Dear Me at 17,
We’re 30 now.
At your age, I assumed 30 would feel like having arrived or achieved. Frankly, I have no idea what being 30 means other than grad school, being married to a really rad guy, doing freelance writing and editing in my spare time, and finally having the guts to charge what I’m worth. It also means having a puppy who follows me around like she’s caught in my orbit, having more money and fewer worries than I’ve ever had, and being more myself than I ever was. In other words, not what I expected to be or have at 30.
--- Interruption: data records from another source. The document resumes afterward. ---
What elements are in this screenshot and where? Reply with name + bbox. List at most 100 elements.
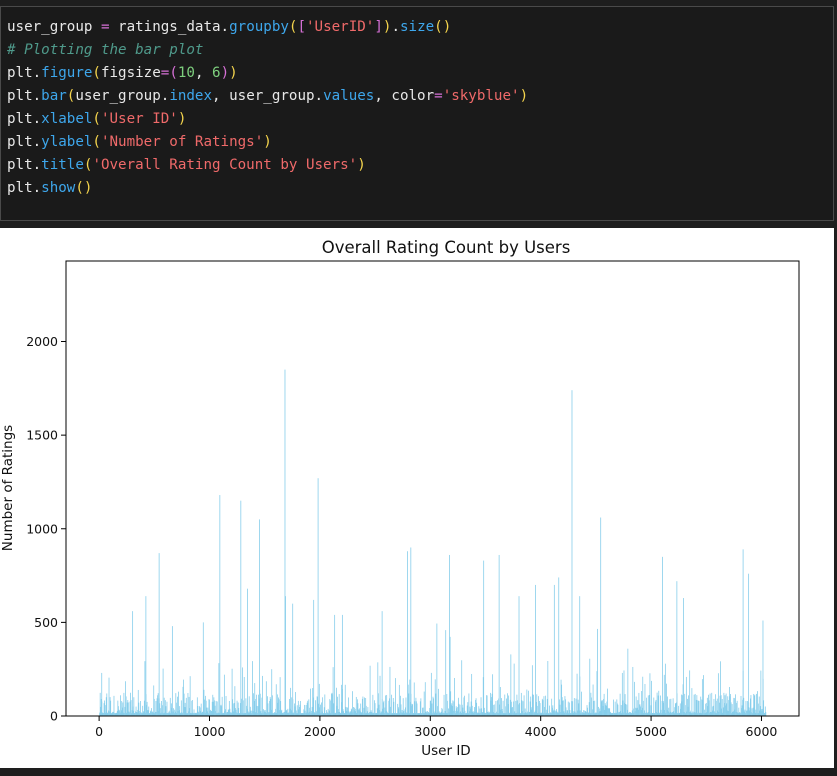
bar [656,712,657,716]
bar [633,712,635,716]
bar [409,679,411,716]
bar [706,712,708,716]
bar [303,709,305,716]
bar [548,713,550,716]
bar [119,712,121,716]
bar [502,700,504,716]
bar [184,702,186,716]
bar [395,713,397,716]
bar [743,711,745,716]
bar [221,706,223,716]
bar [761,709,762,716]
bar [620,710,622,716]
bar [444,713,445,716]
code-token: show [41,180,76,196]
bar [585,711,587,716]
bar [741,705,743,716]
bar [487,711,489,716]
bar [173,713,175,716]
bar [465,713,466,716]
bar [365,698,367,716]
bar [338,694,340,716]
code-cell[interactable]: user_group = ratings_data.groupby(['User… [0,6,834,221]
bar [528,690,529,716]
bar [106,693,108,716]
code-token: , user_group. [212,88,324,104]
code-line: plt.bar(user_group.index, user_group.val… [1,85,833,108]
bar [679,703,681,716]
bar [110,700,112,716]
x-axis-ticks: 0 1000 2000 3000 4000 5000 6000 [95,716,777,739]
bar [236,700,238,716]
bar [492,704,494,716]
bar [576,712,577,716]
bar [210,711,212,716]
bar [416,701,417,716]
bar [336,705,338,716]
bar [602,705,604,716]
bar [698,701,699,716]
x-tick-label: 4000 [525,724,557,739]
bar [424,682,426,716]
bar [666,709,668,716]
bar [174,711,176,716]
bar [333,703,335,716]
bar [99,712,101,716]
bar [388,700,390,716]
bar [171,707,173,716]
bar [486,695,487,716]
bar [715,694,717,716]
bar [512,707,513,716]
bar [462,712,464,716]
bar [195,713,197,716]
bar [475,698,477,716]
bar [455,706,457,716]
code-token: plt. [7,180,42,196]
bar [642,700,644,716]
bar [719,702,720,716]
bar [348,711,350,716]
bar [743,697,745,716]
bar [605,705,607,716]
bar [390,706,391,716]
bar [579,596,581,716]
bar [126,702,128,716]
bar [557,712,559,716]
bar [519,713,521,716]
bar [445,630,447,716]
code-token: ] [374,19,383,35]
bar [674,707,676,716]
bar [256,705,258,716]
bar [201,712,203,716]
bar [503,713,505,716]
bar [311,711,312,716]
bar [370,711,372,716]
bar [636,707,638,716]
bar [126,712,128,716]
bar [428,713,430,716]
bar [424,713,426,716]
bar [629,713,631,716]
bar [610,713,612,716]
bar [461,660,463,716]
code-token: bar [41,88,67,104]
bar [306,702,308,716]
bar [439,712,441,716]
bar [727,711,729,716]
bar [384,713,385,716]
bar [448,708,449,716]
bar [697,700,699,716]
bar [308,707,310,716]
bar [478,706,480,716]
bar [474,711,476,716]
bar [319,707,321,716]
bar [341,702,343,716]
bar [241,712,243,716]
bar [651,680,652,716]
bar [310,713,312,716]
bar [430,700,432,716]
bar [671,712,673,716]
bar [214,700,215,716]
bar [572,711,574,716]
bar [551,698,553,716]
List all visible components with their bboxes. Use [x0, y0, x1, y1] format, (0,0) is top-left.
So, I should probably impart some hard-won wisdom to you. Though I’m accustomed to handing out unsolicited advice to siblings, friends, and even strangers, I wonder what does one say to the past from the future?
First of all, do not feel ashamed for being an opinionated woman. Your future husband loves that about you, and I love that about you.
Forgive yourself more often.
Never let a boy or man guilt you into sex. Don’t ever date someone out of pity or boredom or for the ego-inflating feeling of being adored.
Always, always say yes to cake.
Learn to love exercise. Discover kale before 2009. Give up milk. You will watch the humans around you get larger and the nutritious food choices fewer.
Sleep more. It’s not cool or special to be sleep-deprived. That quote you like to tout (“I’ll sleep when I’m dead”) does not serve the life you are meant to live, and I blame it for the flock of crow’s feet around my eyes.
Make trust a habit. Start with yourself.
Don’t ever have the grilled portobello sandwich from Shiloh’s. That was the gnarliest case of food poisoning imaginable.
Be kind to Mom and Dad. When you’re 25, you’ll come to the sudden realization that you are older than they were when they became your parents. You’ll recognize how ill-equipped you feel at that age to raise a child. You’ll acknowledge you expected perfection out of two people who only knew what they knew and were doing their very best.
A friend of ours always says, “If you’re not growing, you’re decaying.” Grow and reach and stretch so that you never fit into the same mold as the day before.
Humans’ choices from two places: love or fear. Choose love, sweet girl; it never lets you down.
You will encounter challenges. I won’t spare you one moment of gut-wrenching pain or confusion or fear by telling you how to avoid them. I urge you to leave the one-dimensional existence to paper people, and immerse yourself in the depth and breadth of feelings that only humans get to experience. All of the feelings, not just the glittery, Facebook-status ones.
Drink more water. A lot more.
You’re going to run a marathon one day. (I know—the girl who hates running!) Don’t miss the final training run, because what you missed it for was not even kind of worth it.
By 30, we still haven’t lost that fleeing feeling, the desire to keep a suitcase packed in the back of the closet so if we ever want to, we can pick it up and be gone.
You will go. You leave for Ireland on a one-way ticket, and you’ll learn more in five months than you did in four years of college. You fall in love with that green island and with a particular beach town in Italy that you vow to return to when you write your novel. You fall in love with life without a cell phone. You fall in love with solitude and silence and the anonymity of being a foreigner. You fall in love with yourself.
Learn something from every relationship. This masterpiece of a marriage you’re building? It takes materials. A lot of materials. Materials you weren’t born with, ones you uncover from the rubble of past relationships, shards you dig out of your skin and hold up to the light to see that they are glistening lessons for you, gifts to make you the wife you will need to be.
You’re going to have a wanderlust-and-wine-laden life. It’s messy; it’s fast-paced. It’s small and insignificant in the grand scheme of humanity, but you make a difference in people’s lives every day by who you are.
This barely skimmed the surface of the last 13 years. You must have a million questions for me. But, dear 17-year-old self, if you really were able to read this letter,
I wouldn’t tell you a damn thing.
That in itself would tell you how valuable this life is to me…how I wouldn’t risk the ripple effect of one tiny revelation that might shatter my present day world. Nor would I give you the specifics that would cause you to rush through seeking the good times (and you know you would, impatient girl).
Just know it’s all worth it and that even at 30, it feels like it has just begun.